Commands: insmod, lsmod, rmmod, modprobe, modinfo
Simple kernel module/driver
/* simple driver code
* Author: Vinod Sasidharan
*/
#include
#include
#include
static int __init hello_init(void)
{
printk(KERN_INFO "Hai: Hello connected");
return 0;
}
static void __exit hello_exit(void)
{
printk(KERN_INFO "Bye: Hello disconnected");
}
module_init(hello_init);
module_exit(hello_exit);
MODULE_LICENSE("GPL");
MODULE_AUTHOR("Vinod Sasidharan");
MODULE_DESCRIPTION("Simple kernel module");
Makefile [Use this for all kernel modules; do change the name(hello.o)]
obj-m+=hello.o
all:
make -C /lib/modules/$(shell uname -r)/build M=$(shell pwd) modules
clean:
make -C /lib/modules/$(shell uname -r)/build M=$(shell pwd) clean
install:
make -C /lib/modules/$(shell uname -r)/build M=$(shell pwd) modules_install
Commands
$ sudo su
$ make
$ insmod hello.ko
$ lsmod | grep hello
$ dmesg | tail -10
$ rmmod hello
$ dmesg | tail -10
$ objdump -d hello.ko
$ nm hello.ko
Tested on: Ubuntu 11.04 - the Natty Narwhal
printk n kernel c
- Floating point is not supported in Linux kernel.
- When programming for the kernel, we don't bother about the float formats %f, %lf.

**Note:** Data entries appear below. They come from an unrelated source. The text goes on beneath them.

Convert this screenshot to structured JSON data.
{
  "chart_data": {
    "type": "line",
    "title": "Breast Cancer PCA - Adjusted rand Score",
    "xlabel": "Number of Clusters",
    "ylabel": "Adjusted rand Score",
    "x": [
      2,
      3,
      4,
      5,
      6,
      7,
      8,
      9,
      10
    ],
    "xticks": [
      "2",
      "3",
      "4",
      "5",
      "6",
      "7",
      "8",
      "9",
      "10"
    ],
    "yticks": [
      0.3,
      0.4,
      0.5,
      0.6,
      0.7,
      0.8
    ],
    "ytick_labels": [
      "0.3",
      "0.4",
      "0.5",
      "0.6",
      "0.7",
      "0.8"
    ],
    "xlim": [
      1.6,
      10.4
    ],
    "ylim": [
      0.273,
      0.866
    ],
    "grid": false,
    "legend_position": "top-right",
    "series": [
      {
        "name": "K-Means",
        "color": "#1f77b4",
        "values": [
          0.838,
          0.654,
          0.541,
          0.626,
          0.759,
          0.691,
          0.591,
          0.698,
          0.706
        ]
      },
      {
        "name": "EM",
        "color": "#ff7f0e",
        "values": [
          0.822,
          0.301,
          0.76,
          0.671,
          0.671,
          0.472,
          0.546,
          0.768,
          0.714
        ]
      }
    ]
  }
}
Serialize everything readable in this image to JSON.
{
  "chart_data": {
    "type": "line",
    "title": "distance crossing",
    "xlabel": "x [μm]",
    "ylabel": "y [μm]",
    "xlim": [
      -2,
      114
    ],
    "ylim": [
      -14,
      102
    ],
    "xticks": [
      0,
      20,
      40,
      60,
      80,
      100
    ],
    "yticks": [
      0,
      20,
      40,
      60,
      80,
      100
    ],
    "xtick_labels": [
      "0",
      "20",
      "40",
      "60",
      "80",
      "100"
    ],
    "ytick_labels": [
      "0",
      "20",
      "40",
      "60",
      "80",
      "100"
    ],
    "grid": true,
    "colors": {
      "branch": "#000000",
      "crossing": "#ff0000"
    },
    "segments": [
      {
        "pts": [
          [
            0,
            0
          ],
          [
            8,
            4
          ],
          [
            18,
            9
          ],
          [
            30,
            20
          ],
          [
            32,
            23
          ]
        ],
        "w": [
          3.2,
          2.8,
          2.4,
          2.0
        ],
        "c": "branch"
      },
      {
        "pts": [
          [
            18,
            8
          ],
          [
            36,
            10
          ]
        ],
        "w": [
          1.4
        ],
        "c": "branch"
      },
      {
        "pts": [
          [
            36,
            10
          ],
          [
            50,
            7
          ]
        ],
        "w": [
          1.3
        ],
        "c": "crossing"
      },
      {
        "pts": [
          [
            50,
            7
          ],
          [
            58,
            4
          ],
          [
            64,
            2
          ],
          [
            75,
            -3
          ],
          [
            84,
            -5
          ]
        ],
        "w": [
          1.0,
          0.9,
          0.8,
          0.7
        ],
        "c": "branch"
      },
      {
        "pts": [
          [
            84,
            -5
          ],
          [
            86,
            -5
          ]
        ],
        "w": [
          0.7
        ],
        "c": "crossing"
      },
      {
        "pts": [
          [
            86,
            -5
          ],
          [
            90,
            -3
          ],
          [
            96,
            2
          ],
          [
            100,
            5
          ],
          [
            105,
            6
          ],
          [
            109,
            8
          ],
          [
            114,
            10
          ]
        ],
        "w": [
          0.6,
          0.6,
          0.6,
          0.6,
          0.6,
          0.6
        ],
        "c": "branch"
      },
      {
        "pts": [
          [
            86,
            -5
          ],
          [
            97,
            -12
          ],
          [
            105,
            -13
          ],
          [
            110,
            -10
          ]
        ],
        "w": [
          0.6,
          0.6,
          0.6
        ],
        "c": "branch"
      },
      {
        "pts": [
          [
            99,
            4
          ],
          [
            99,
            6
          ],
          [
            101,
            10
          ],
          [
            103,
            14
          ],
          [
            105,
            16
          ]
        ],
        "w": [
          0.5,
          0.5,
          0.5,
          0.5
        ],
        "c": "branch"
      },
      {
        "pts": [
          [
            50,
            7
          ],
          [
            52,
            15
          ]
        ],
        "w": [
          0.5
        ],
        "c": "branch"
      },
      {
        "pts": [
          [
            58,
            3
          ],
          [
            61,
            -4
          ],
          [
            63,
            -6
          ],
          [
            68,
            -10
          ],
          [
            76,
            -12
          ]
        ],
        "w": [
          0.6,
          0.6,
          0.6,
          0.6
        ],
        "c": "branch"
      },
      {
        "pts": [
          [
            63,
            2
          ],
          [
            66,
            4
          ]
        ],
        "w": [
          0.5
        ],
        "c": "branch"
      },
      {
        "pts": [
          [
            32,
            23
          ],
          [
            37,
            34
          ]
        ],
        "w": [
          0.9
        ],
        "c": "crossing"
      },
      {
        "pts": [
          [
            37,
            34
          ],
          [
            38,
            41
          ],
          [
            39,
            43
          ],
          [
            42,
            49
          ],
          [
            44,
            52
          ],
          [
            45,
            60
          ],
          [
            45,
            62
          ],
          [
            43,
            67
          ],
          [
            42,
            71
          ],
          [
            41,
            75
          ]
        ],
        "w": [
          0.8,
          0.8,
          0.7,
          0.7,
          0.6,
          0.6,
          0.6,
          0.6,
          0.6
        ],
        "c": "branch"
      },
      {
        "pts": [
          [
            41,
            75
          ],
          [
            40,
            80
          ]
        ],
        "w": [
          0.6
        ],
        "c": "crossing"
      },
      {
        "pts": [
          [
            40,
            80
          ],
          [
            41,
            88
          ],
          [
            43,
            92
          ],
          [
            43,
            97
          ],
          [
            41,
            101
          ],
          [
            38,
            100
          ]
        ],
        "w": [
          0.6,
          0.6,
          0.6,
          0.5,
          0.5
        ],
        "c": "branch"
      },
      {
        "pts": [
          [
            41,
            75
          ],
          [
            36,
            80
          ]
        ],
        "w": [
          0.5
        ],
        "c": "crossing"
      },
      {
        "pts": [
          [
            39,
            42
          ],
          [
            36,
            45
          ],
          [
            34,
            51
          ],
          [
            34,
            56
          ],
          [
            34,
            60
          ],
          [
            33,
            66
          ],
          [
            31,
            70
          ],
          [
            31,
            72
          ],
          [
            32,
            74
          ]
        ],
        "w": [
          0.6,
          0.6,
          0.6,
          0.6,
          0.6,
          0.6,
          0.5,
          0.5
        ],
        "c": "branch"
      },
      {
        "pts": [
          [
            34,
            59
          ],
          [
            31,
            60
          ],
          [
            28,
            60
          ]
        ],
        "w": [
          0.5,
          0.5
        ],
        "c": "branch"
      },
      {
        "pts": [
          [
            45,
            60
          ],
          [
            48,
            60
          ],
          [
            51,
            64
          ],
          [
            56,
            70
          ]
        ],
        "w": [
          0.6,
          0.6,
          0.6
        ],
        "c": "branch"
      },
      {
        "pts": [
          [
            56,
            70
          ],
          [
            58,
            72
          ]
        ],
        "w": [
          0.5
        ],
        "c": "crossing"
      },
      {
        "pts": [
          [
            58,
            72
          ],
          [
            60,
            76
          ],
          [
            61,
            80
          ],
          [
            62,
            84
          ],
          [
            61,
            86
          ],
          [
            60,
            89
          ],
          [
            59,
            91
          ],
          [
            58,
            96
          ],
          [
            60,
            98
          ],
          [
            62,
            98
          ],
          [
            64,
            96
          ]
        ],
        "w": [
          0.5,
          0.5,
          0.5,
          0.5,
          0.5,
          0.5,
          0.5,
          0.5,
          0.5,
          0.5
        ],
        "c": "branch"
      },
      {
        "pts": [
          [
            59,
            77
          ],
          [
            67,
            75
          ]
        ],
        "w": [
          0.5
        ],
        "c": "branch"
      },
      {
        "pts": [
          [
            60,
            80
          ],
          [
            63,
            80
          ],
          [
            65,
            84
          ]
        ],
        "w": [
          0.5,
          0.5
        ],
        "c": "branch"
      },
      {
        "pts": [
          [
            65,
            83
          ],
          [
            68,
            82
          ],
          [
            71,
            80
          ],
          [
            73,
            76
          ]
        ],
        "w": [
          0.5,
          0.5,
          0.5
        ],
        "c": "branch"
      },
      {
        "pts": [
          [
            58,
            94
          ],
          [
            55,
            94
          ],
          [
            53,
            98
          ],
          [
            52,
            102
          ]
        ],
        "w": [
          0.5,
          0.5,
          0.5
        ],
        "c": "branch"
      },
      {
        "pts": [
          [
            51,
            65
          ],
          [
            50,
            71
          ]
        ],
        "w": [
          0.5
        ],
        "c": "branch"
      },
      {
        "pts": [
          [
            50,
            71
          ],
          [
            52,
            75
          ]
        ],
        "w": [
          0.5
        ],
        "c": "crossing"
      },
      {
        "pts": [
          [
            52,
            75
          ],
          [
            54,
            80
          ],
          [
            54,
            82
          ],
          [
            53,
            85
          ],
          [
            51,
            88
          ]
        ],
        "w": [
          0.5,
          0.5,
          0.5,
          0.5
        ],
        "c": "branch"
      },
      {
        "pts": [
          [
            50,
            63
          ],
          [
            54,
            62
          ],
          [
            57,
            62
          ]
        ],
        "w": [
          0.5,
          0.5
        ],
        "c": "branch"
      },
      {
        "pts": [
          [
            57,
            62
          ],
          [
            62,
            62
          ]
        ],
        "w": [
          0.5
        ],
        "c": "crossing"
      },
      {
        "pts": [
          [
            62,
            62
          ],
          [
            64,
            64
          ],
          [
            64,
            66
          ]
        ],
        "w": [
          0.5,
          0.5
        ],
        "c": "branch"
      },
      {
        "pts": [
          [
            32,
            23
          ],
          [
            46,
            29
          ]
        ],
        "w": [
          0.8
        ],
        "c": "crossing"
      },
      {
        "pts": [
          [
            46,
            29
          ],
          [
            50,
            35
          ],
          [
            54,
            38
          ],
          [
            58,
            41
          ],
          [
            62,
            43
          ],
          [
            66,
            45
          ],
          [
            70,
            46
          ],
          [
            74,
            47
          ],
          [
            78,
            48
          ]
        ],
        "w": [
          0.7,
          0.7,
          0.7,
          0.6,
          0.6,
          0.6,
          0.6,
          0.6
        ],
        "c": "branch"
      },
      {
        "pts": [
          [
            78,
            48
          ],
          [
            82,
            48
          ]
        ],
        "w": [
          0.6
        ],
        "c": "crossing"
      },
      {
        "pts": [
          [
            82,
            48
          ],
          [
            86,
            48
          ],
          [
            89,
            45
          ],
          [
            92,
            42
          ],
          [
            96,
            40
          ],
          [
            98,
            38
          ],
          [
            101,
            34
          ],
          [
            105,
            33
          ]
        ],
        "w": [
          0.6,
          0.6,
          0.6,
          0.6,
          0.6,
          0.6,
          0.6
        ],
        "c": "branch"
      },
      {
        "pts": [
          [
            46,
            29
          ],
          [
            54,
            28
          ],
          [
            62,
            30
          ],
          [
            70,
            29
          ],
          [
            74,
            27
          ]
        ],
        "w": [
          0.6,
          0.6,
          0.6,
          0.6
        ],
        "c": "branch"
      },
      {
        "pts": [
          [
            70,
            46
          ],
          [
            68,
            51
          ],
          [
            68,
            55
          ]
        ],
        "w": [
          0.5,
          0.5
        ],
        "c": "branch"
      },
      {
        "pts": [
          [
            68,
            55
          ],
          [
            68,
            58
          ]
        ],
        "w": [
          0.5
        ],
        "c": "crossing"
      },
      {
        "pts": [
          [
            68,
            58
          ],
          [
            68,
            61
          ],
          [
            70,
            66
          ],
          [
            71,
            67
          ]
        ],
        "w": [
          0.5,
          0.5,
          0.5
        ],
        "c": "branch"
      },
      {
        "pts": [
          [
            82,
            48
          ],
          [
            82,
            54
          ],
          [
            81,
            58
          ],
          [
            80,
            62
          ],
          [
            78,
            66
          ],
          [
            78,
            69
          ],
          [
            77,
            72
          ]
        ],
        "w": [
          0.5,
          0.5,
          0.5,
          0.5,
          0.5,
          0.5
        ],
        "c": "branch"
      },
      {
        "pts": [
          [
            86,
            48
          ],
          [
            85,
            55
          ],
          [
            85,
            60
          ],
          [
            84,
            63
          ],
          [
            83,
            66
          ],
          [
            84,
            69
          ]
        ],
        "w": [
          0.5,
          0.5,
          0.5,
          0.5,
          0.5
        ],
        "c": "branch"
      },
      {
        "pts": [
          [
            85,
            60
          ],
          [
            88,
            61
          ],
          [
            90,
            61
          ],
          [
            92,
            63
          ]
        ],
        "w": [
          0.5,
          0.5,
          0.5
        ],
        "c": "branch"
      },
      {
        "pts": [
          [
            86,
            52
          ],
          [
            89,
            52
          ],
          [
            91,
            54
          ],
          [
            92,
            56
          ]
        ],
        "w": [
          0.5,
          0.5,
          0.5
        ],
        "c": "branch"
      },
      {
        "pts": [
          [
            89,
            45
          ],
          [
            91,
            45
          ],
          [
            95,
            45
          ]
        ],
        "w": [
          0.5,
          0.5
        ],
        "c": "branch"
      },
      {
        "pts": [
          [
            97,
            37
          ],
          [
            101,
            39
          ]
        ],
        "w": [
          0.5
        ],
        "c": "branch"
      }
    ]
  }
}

- All printk calls put their output into the (log) ring buffer of the kernel. Then the syslog daemon running in the user-space picks them up for final processing and re-direction to various devices as configure in the configuration file /etc/syslog.conf [Ubuntu: /etc/sysctl.conf]
- Typical destination: /var/log/messages
- A user space utility 'dmesg' is provided to directly parse the kernel ring buffer, and dump it to standard output.
- Kernel C is just standard C with some additional extensions from the C compiler.
- All functions with __init are supposed to be executed only once during boot up. So after their execution, kernel frees up RAM by removing them.
- Functions in the exit section are supposed to be called during system shut down.
Character Drivers
Fig: Character driver |
If we write drivers for byte-oriented operations (or character oriented operations) then we refer to them as character drivers.
4 entities
- Application
- Character device file
- Character device driver
- Character device
- Character driver usage is done by the user space application through the character device file linked to it through the virtual file system (VFS).
- An application does the usual file operations on the character device file.
- Those operations are translated to the corresponding functions in the linked character device driver by the VFS.
- Those functions then do the final low-level access to the actual device to achieve the desired results.